3.17.2008

My understanding of Kelley's error

With clarity, I finally understand the major error in David Kelley's approach to moral judgment. And oddly enough, the integration came from re-reading my systems analysis and design book. My goal in this post is to outline my thought process that lead to this understanding.

In systems development and design, their are different methodologies for understanding an information system. Traditionally, these have been through either data-driven methodologies and process-driven methodologies. In data-driven methodologies, analysts attempt to understand reality by identifying things (entities) that have properties. These things have specific states that may change over time, but not through any identifiable force. These things are only weakly related to other entities through relationships. In process-driven methodologies, analysts attempt to understand reality by identifying actions that must be performed. These actions refer to work that must be done, but are only weakly tied to people or data. In each of these cases, there is an implicit division between what is and what should be done. A division between consequence and motive. A division between facts and values. While it is true that these two methodologies attempt to cover both sides of data-process dichotomy, each is weak and requires an enormous amount of effort on the part of the analyst to tie them together. This effort has been manifested in my students who have attempted put them together for my class.

A similar dichotomy exists in types of programming languages. Some languages are procedural (Fortran, BASIC in its original form, C) while other languages are state-oriented (RPG, HTML, XML).

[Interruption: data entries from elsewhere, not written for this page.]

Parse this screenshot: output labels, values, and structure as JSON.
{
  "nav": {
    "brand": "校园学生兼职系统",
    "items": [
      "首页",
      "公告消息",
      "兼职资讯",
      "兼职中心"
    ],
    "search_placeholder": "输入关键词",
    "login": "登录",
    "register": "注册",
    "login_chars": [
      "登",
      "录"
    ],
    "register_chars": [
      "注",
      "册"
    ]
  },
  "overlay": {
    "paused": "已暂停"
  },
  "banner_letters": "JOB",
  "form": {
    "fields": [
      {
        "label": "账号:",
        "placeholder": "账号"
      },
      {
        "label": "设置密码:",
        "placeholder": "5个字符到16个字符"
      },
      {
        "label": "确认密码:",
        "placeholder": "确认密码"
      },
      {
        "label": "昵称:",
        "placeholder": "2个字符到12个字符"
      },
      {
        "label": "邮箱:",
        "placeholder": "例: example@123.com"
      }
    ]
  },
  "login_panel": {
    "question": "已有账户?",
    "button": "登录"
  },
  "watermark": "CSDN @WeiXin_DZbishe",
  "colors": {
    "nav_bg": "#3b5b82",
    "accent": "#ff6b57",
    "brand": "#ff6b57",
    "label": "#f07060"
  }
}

While both styles of language have purpose in creating information systems, they both fall short in their ability to do so efficiently and effectively. Few people today still use a procedural or pure state-oriented languages (HTML was soon augmented with JavaScript for processing after a pages had loaded).

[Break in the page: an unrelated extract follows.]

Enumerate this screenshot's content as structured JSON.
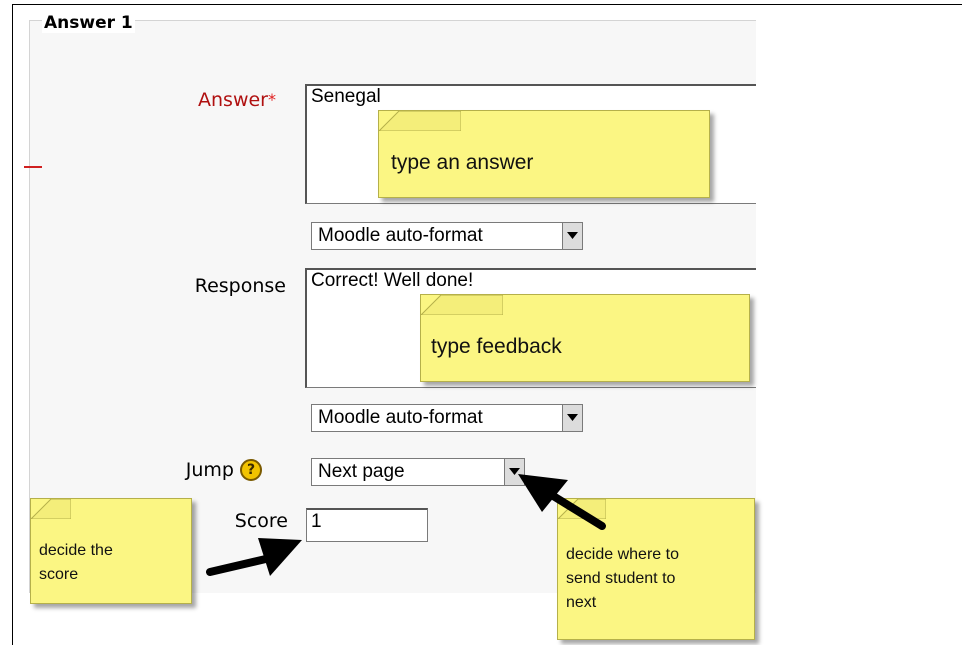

Today, there exists programming languages called object-oriented languages with a related analysis and design technique called Unified Modeling Language (UML) that rejects the implicit state-process dichotomy. Object-oriented programming emerged back in the 70s with the invention of SmallTalk, where inventor Alan Kay explicit tried to model human thought with a programming language that focused on objects that contained both attributes and methods (measurements and actions). Objects (which are real instantiations of a class of things, just like an object in reality is an instantiation of a concept) could "inherit" attributes and methods from broader abstractions and apply them where appropriate.

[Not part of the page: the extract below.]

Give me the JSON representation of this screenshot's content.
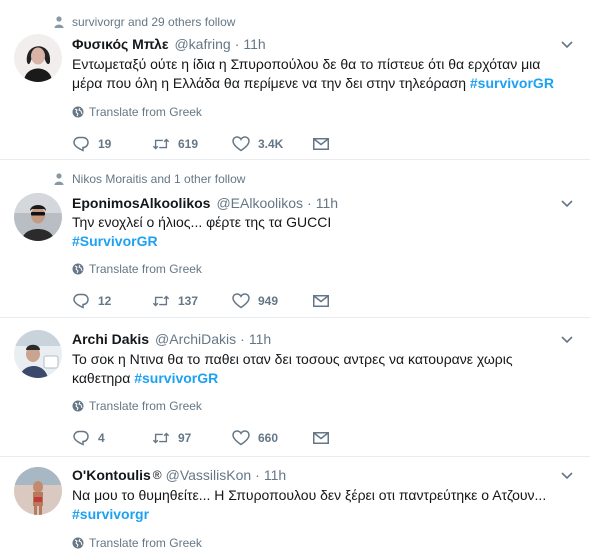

In a comparison between Ayn Rand's Objectivist epistemology with object-oriented methodology, Adam Reed discovered that there are a number of striking similarities (as a warning, this article is posted on the Atlas Society's website. The irony is that Reed's article helped me to understand why Kelley is wrong). While I haven't had time to throughly compare and contrast Reed's findings with my own understanding of reality, my brief read leads me to support his basic comparison.

While there are some striking similarities, the analogy only goes so far. Procedural languages and process-oriented methodologies are not inherently better or worse than object-oriented languages and methodologies. It depends on context. Objectivism's epistemology and ethics, however, are fundamentally "better" than other philosophies because it is true in all contexts.

What was important to my understanding of Kelley's error however is that an object-oriented approach to programming is a fundamentally different way of thinking about information systems and a fundamentally different approach to logic when designing applications. You simply can not combine procedural and state-oriented languages to get object-orientation languages. Just like you cannot combine process-oriented and data-oriented methodologies to get UML. An IT friend of mine, Jeff, showed me to some code that perfectly demonstrated this fundamental mistake from a new programmer who, while programming in Java, created a class that contained over 20 nested if-statements. Although he was using object-oriented language, he was thinking in terms of procedural languages. The vast number of if-statements gave evidence of an inability to understand inheritance (abstraction in philosophic terms). By adopting the procedural mind-set he was unable to use an object-oriented language appropriately.

While re-reading Diana's post about Kelley introducing the mind-body dichotomy into his analysis of moral judgment, I thought about this new programmer. Kelley, by starting with the mind-body dichotomy became stuck in that mind set and could not reconcile it with Objectivism, no matter how much fancy foot-work he attempted. This is what leads Kelley to reject the fact-value relationship, embrace the mind-body dichotomy, and evaluate motive and consequences differently. As Diana shows, this is fundamentally at odds with Objectivism. You can't understand Objectivist ethics if you start with the wrong mind-set, in his case from the mind-body dichotomy.